Both young men showed throughout the course of the season that they could win state titles if they wrestled to their potential. Both young men also peaked physically and mentally at the right time.

Blood time was very important in Wentzel’s match as it allowed coaches to communicate with him and keep his mind strong and his confidence high; to clearly discuss the situation and what he needed to accomplish. “He simply refused to lose when it mattered most.”, said Yonkin

Regarding Cameron Wood, Yonkin said much of the tournament, Cameron put together a very workman-like performance in the finals. “He grinded, stayed mentally strong and fought all six minutes.”
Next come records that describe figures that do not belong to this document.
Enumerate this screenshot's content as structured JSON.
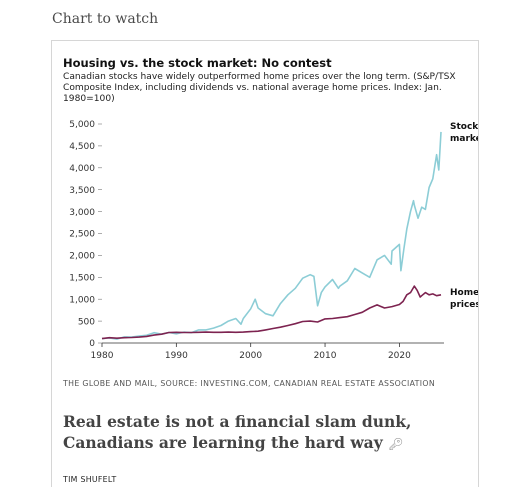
{
  "page": {
    "section_title": "Chart to watch",
    "source": "THE GLOBE AND MAIL, SOURCE: INVESTING.COM, CANADIAN REAL ESTATE ASSOCIATION",
    "headline": "Real estate is not a financial slam dunk, Canadians are learning the hard way",
    "headline_icon": "key-icon",
    "byline": "TIM SHUFELT"
  },
  "chart_data": {
    "type": "line",
    "title": "Housing vs. the stock market: No contest",
    "subtitle": "Canadian stocks have widely outperformed home prices over the long term. (S&P/TSX Composite Index, including dividends vs. national average home prices. Index: Jan. 1980=100)",
    "xlabel": "",
    "ylabel": "",
    "xlim": [
      1980,
      2026
    ],
    "ylim": [
      0,
      5000
    ],
    "x_ticks": [
      1980,
      1990,
      2000,
      2010,
      2020
    ],
    "y_ticks": [
      "0",
      "500",
      "1,000",
      "1,500",
      "2,000",
      "2,500",
      "3,000",
      "3,500",
      "4,000",
      "4,500",
      "5,000"
    ],
    "grid": false,
    "series": [
      {
        "name": "Stock market",
        "label_lines": [
          "Stock",
          "market"
        ],
        "color": "#8ccdd6",
        "points": [
          [
            1980,
            100
          ],
          [
            1981,
            115
          ],
          [
            1982,
            90
          ],
          [
            1983,
            140
          ],
          [
            1984,
            135
          ],
          [
            1985,
            160
          ],
          [
            1986,
            175
          ],
          [
            1987,
            235
          ],
          [
            1988,
            200
          ],
          [
            1989,
            240
          ],
          [
            1990,
            210
          ],
          [
            1991,
            250
          ],
          [
            1992,
            235
          ],
          [
            1993,
            300
          ],
          [
            1994,
            300
          ],
          [
            1995,
            340
          ],
          [
            1996,
            400
          ],
          [
            1997,
            500
          ],
          [
            1998,
            560
          ],
          [
            1998.7,
            430
          ],
          [
            1999,
            560
          ],
          [
            2000,
            780
          ],
          [
            2000.6,
            1000
          ],
          [
            2001,
            800
          ],
          [
            2002,
            670
          ],
          [
            2003,
            620
          ],
          [
            2004,
            900
          ],
          [
            2005,
            1100
          ],
          [
            2006,
            1250
          ],
          [
            2007,
            1480
          ],
          [
            2008,
            1560
          ],
          [
            2008.5,
            1520
          ],
          [
            2009,
            850
          ],
          [
            2009.5,
            1150
          ],
          [
            2010,
            1280
          ],
          [
            2011,
            1450
          ],
          [
            2011.8,
            1250
          ],
          [
            2012,
            1300
          ],
          [
            2013,
            1420
          ],
          [
            2014,
            1700
          ],
          [
            2015,
            1600
          ],
          [
            2016,
            1500
          ],
          [
            2017,
            1900
          ],
          [
            2018,
            2000
          ],
          [
            2018.9,
            1800
          ],
          [
            2019,
            2100
          ],
          [
            2020,
            2250
          ],
          [
            2020.2,
            1650
          ],
          [
            2020.6,
            2150
          ],
          [
            2021,
            2600
          ],
          [
            2021.5,
            3000
          ],
          [
            2021.9,
            3250
          ],
          [
            2022,
            3150
          ],
          [
            2022.5,
            2850
          ],
          [
            2023,
            3100
          ],
          [
            2023.5,
            3050
          ],
          [
            2024,
            3550
          ],
          [
            2024.5,
            3750
          ],
          [
            2025,
            4300
          ],
          [
            2025.3,
            3950
          ],
          [
            2025.6,
            4820
          ]
        ]
      },
      {
        "name": "Home prices",
        "label_lines": [
          "Home",
          "prices"
        ],
        "color": "#7d2350",
        "points": [
          [
            1980,
            100
          ],
          [
            1981,
            120
          ],
          [
            1982,
            110
          ],
          [
            1983,
            120
          ],
          [
            1984,
            125
          ],
          [
            1985,
            135
          ],
          [
            1986,
            150
          ],
          [
            1987,
            180
          ],
          [
            1988,
            200
          ],
          [
            1989,
            240
          ],
          [
            1990,
            245
          ],
          [
            1991,
            240
          ],
          [
            1992,
            240
          ],
          [
            1993,
            245
          ],
          [
            1994,
            250
          ],
          [
            1995,
            245
          ],
          [
            1996,
            245
          ],
          [
            1997,
            250
          ],
          [
            1998,
            245
          ],
          [
            1999,
            250
          ],
          [
            2000,
            260
          ],
          [
            2001,
            270
          ],
          [
            2002,
            300
          ],
          [
            2003,
            330
          ],
          [
            2004,
            360
          ],
          [
            2005,
            400
          ],
          [
            2006,
            440
          ],
          [
            2007,
            490
          ],
          [
            2008,
            500
          ],
          [
            2009,
            480
          ],
          [
            2010,
            550
          ],
          [
            2011,
            560
          ],
          [
            2012,
            580
          ],
          [
            2013,
            600
          ],
          [
            2014,
            650
          ],
          [
            2015,
            700
          ],
          [
            2016,
            800
          ],
          [
            2017,
            870
          ],
          [
            2018,
            800
          ],
          [
            2019,
            830
          ],
          [
            2020,
            880
          ],
          [
            2020.5,
            950
          ],
          [
            2021,
            1100
          ],
          [
            2021.5,
            1150
          ],
          [
            2022,
            1300
          ],
          [
            2022.4,
            1200
          ],
          [
            2022.8,
            1050
          ],
          [
            2023,
            1080
          ],
          [
            2023.5,
            1150
          ],
          [
            2024,
            1100
          ],
          [
            2024.5,
            1120
          ],
          [
            2025,
            1080
          ],
          [
            2025.6,
            1100
          ]
        ]
      }
    ]
  }
}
Coach Yonkin went on to say that team unity was amazing all season. Different kids stepped up throughout the season at different times to help the team accomplish great things. Team commitment to excellence continued into the individual post-season. The wrestlers were supportive of one another and it showed throughout the tournament. “My favorite story from the weekend was in the quarterfinal round we had multiple kids competing at the same time. Bennett pulled off an overtime win. I immediately left his mat and ran to Wood’s match which was already in progress. At the time, the score was tight and blood time was ordered due to a split lip on Wood. As he came to the corner to have his blood taken care of while in a tight match, his first words were “did Bennett pull that off”. In the midst of his own battle he was concerned about his teammates. I could share many stories like this as there was genuine team camaraderie amongst the young men.”
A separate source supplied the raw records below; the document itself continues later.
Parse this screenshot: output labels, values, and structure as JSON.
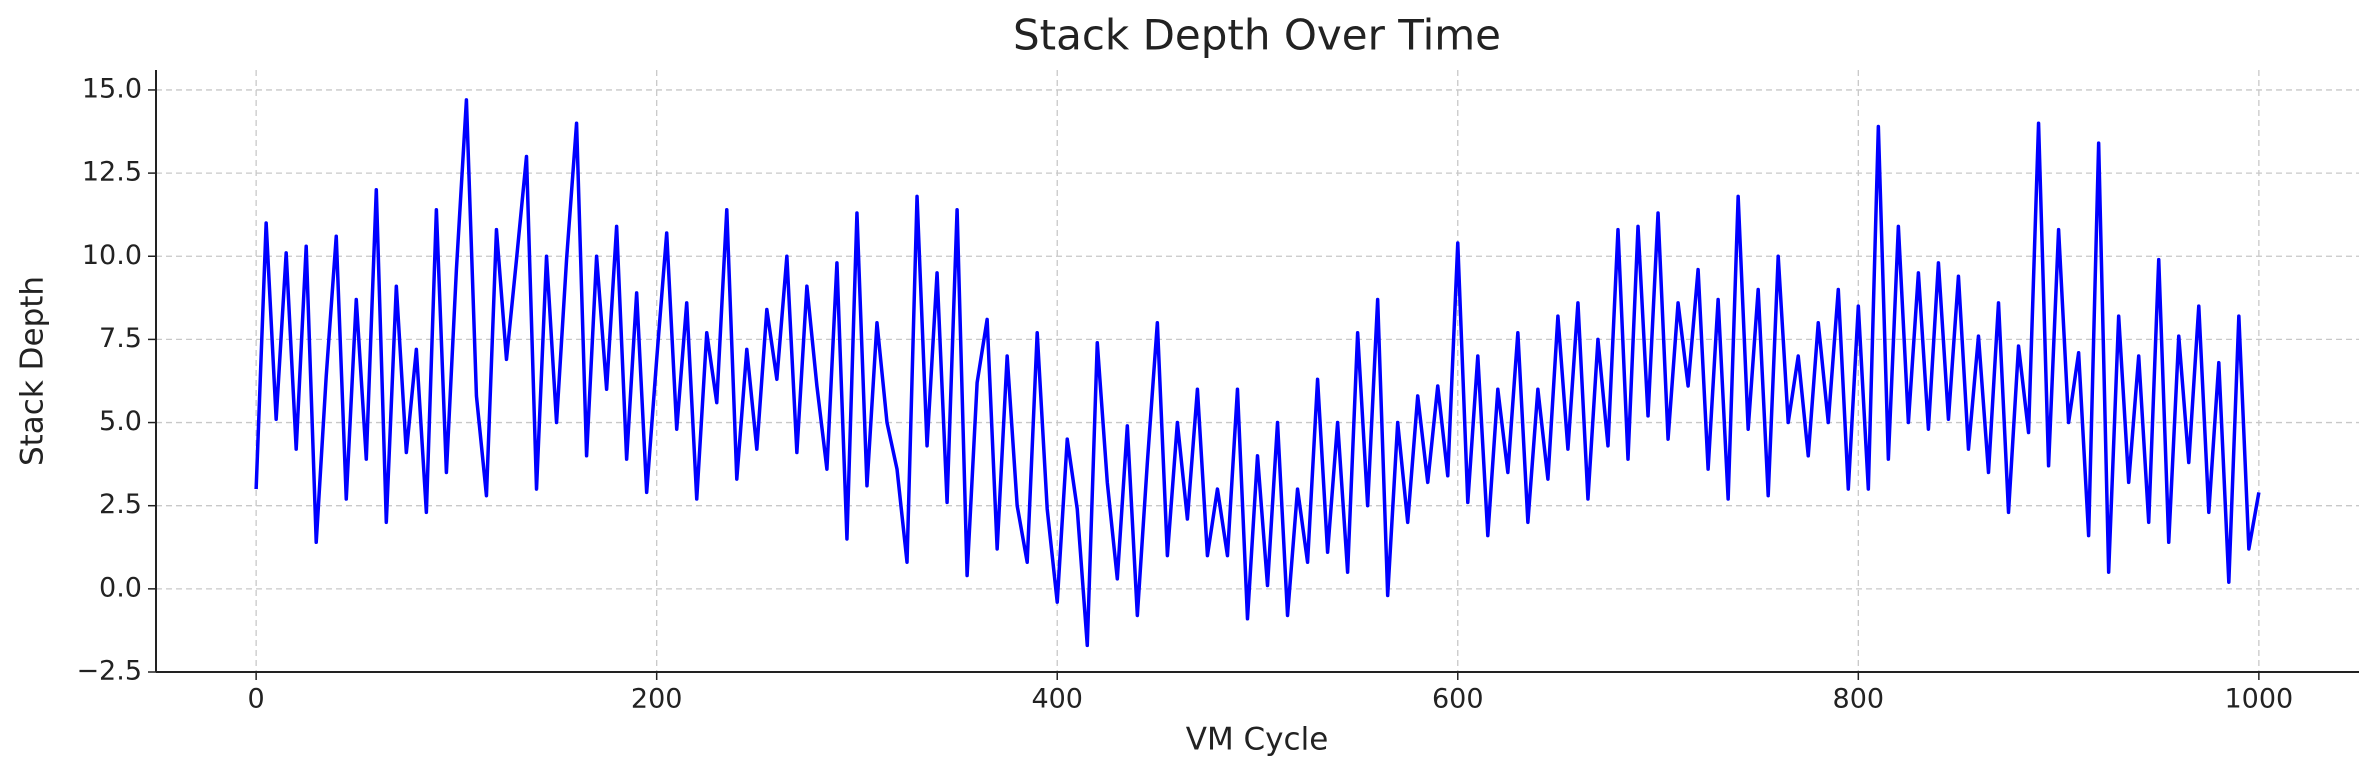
{
  "chart_data": {
    "type": "line",
    "title": "Stack Depth Over Time",
    "xlabel": "VM Cycle",
    "ylabel": "Stack Depth",
    "color": "#0000ff",
    "grid": true,
    "xlim": [
      -50,
      1050
    ],
    "ylim": [
      -2.5,
      15.6
    ],
    "xticks": [
      0,
      200,
      400,
      600,
      800,
      1000
    ],
    "yticks": [
      {
        "value": -2.5,
        "label": "−2.5"
      },
      {
        "value": 0,
        "label": "0.0"
      },
      2.5,
      {
        "value": 5,
        "label": "5.0"
      },
      7.5,
      {
        "value": 10,
        "label": "10.0"
      },
      12.5,
      {
        "value": 15,
        "label": "15.0"
      }
    ],
    "x": [
      0,
      5,
      10,
      15,
      20,
      25,
      30,
      35,
      40,
      45,
      50,
      55,
      60,
      65,
      70,
      75,
      80,
      85,
      90,
      95,
      100,
      105,
      110,
      115,
      120,
      125,
      130,
      135,
      140,
      145,
      150,
      155,
      160,
      165,
      170,
      175,
      180,
      185,
      190,
      195,
      200,
      205,
      210,
      215,
      220,
      225,
      230,
      235,
      240,
      245,
      250,
      255,
      260,
      265,
      270,
      275,
      280,
      285,
      290,
      295,
      300,
      305,
      310,
      315,
      320,
      325,
      330,
      335,
      340,
      345,
      350,
      355,
      360,
      365,
      370,
      375,
      380,
      385,
      390,
      395,
      400,
      405,
      410,
      415,
      420,
      425,
      430,
      435,
      440,
      445,
      450,
      455,
      460,
      465,
      470,
      475,
      480,
      485,
      490,
      495,
      500,
      505,
      510,
      515,
      520,
      525,
      530,
      535,
      540,
      545,
      550,
      555,
      560,
      565,
      570,
      575,
      580,
      585,
      590,
      595,
      600,
      605,
      610,
      615,
      620,
      625,
      630,
      635,
      640,
      645,
      650,
      655,
      660,
      665,
      670,
      675,
      680,
      685,
      690,
      695,
      700,
      705,
      710,
      715,
      720,
      725,
      730,
      735,
      740,
      745,
      750,
      755,
      760,
      765,
      770,
      775,
      780,
      785,
      790,
      795,
      800,
      805,
      810,
      815,
      820,
      825,
      830,
      835,
      840,
      845,
      850,
      855,
      860,
      865,
      870,
      875,
      880,
      885,
      890,
      895,
      900,
      905,
      910,
      915,
      920,
      925,
      930,
      935,
      940,
      945,
      950,
      955,
      960,
      965,
      970,
      975,
      980,
      985,
      990,
      995,
      1000
    ],
    "values": [
      3.0,
      11.0,
      5.1,
      10.1,
      4.2,
      10.3,
      1.4,
      6.4,
      10.6,
      2.7,
      8.7,
      3.9,
      12.0,
      2.0,
      9.1,
      4.1,
      7.2,
      2.3,
      11.4,
      3.5,
      9.6,
      14.7,
      5.8,
      2.8,
      10.8,
      6.9,
      9.9,
      13.0,
      3.0,
      10.0,
      5.0,
      9.9,
      14.0,
      4.0,
      10.0,
      6.0,
      10.9,
      3.9,
      8.9,
      2.9,
      6.9,
      10.7,
      4.8,
      8.6,
      2.7,
      7.7,
      5.6,
      11.4,
      3.3,
      7.2,
      4.2,
      8.4,
      6.3,
      10.0,
      4.1,
      9.1,
      6.1,
      3.6,
      9.8,
      1.5,
      11.3,
      3.1,
      8.0,
      5.0,
      3.6,
      0.8,
      11.8,
      4.3,
      9.5,
      2.6,
      11.4,
      0.4,
      6.2,
      8.1,
      1.2,
      7.0,
      2.5,
      0.8,
      7.7,
      2.4,
      -0.4,
      4.5,
      2.4,
      -1.7,
      7.4,
      3.2,
      0.3,
      4.9,
      -0.8,
      3.8,
      8.0,
      1.0,
      5.0,
      2.1,
      6.0,
      1.0,
      3.0,
      1.0,
      6.0,
      -0.9,
      4.0,
      0.1,
      5.0,
      -0.8,
      3.0,
      0.8,
      6.3,
      1.1,
      5.0,
      0.5,
      7.7,
      2.5,
      8.7,
      -0.2,
      5.0,
      2.0,
      5.8,
      3.2,
      6.1,
      3.4,
      10.4,
      2.6,
      7.0,
      1.6,
      6.0,
      3.5,
      7.7,
      2.0,
      6.0,
      3.3,
      8.2,
      4.2,
      8.6,
      2.7,
      7.5,
      4.3,
      10.8,
      3.9,
      10.9,
      5.2,
      11.3,
      4.5,
      8.6,
      6.1,
      9.6,
      3.6,
      8.7,
      2.7,
      11.8,
      4.8,
      9.0,
      2.8,
      10.0,
      5.0,
      7.0,
      4.0,
      8.0,
      5.0,
      9.0,
      3.0,
      8.5,
      3.0,
      13.9,
      3.9,
      10.9,
      5.0,
      9.5,
      4.8,
      9.8,
      5.1,
      9.4,
      4.2,
      7.6,
      3.5,
      8.6,
      2.3,
      7.3,
      4.7,
      14.0,
      3.7,
      10.8,
      5.0,
      7.1,
      1.6,
      13.4,
      0.5,
      8.2,
      3.2,
      7.0,
      2.0,
      9.9,
      1.4,
      7.6,
      3.8,
      8.5,
      2.3,
      6.8,
      0.2,
      8.2,
      1.2,
      2.9
    ]
  }
}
When asked what had changed since last season, Mitch Wood, Cameron’s father, said Cameron was mentally more mature and invested, he was more focused and had a goal to win states. “Cam always wrested but didn’t really love it. He was All-State in football and has other sports but decided that instead of complaining about wrestling practice and conditioning, he would embrace it. He worked harder at workouts and decided to make a run at states.”

Though he lost some big matches early at Powerade national meet, Wood wasn’t discouraged. “Cam didn’t like losing but it showed him where he needed to improve. He was confident he could win states all year. More confident than I had ever seen him, so I believed him.”, said Mitch. “We had a lot of help along the way. Jim Hoffman would take Cameron to tournaments and treat him like his own son and Carl Lutz, Cameron’s elementary coach, was also a big influence and made wrestling fun.”

When asked what kept him going through the tough matches, Wood replied, “I envision losing and how bad that makes me feel so that I am motivated to win.”

Cameron said that his plans after graduation include wrestling. “I plan on going to college to wrestle, I have plenty of options but am taking my time during the recruitment process. This season was awesome, as a team we couldn’t have asked for a better showing in Hershey, and it felt great to end my career with a state title.”

Branden Wentzel added, “When you understand that wrestling is not just a sport, but a lifestyle, all the hard work invested pays off.”

Wentzel – tournament results: Top Hat Champion, Powerade 6th, Central Sectional 4th, District IV 3rd, Northeast Regional champion, PIAA State Champion.

Wood – tournament results: Top Hat Champion, Powerade 5th, Central Sectional Champion, District IV Champion, Northeast Regional Champion, PIAA State Champion.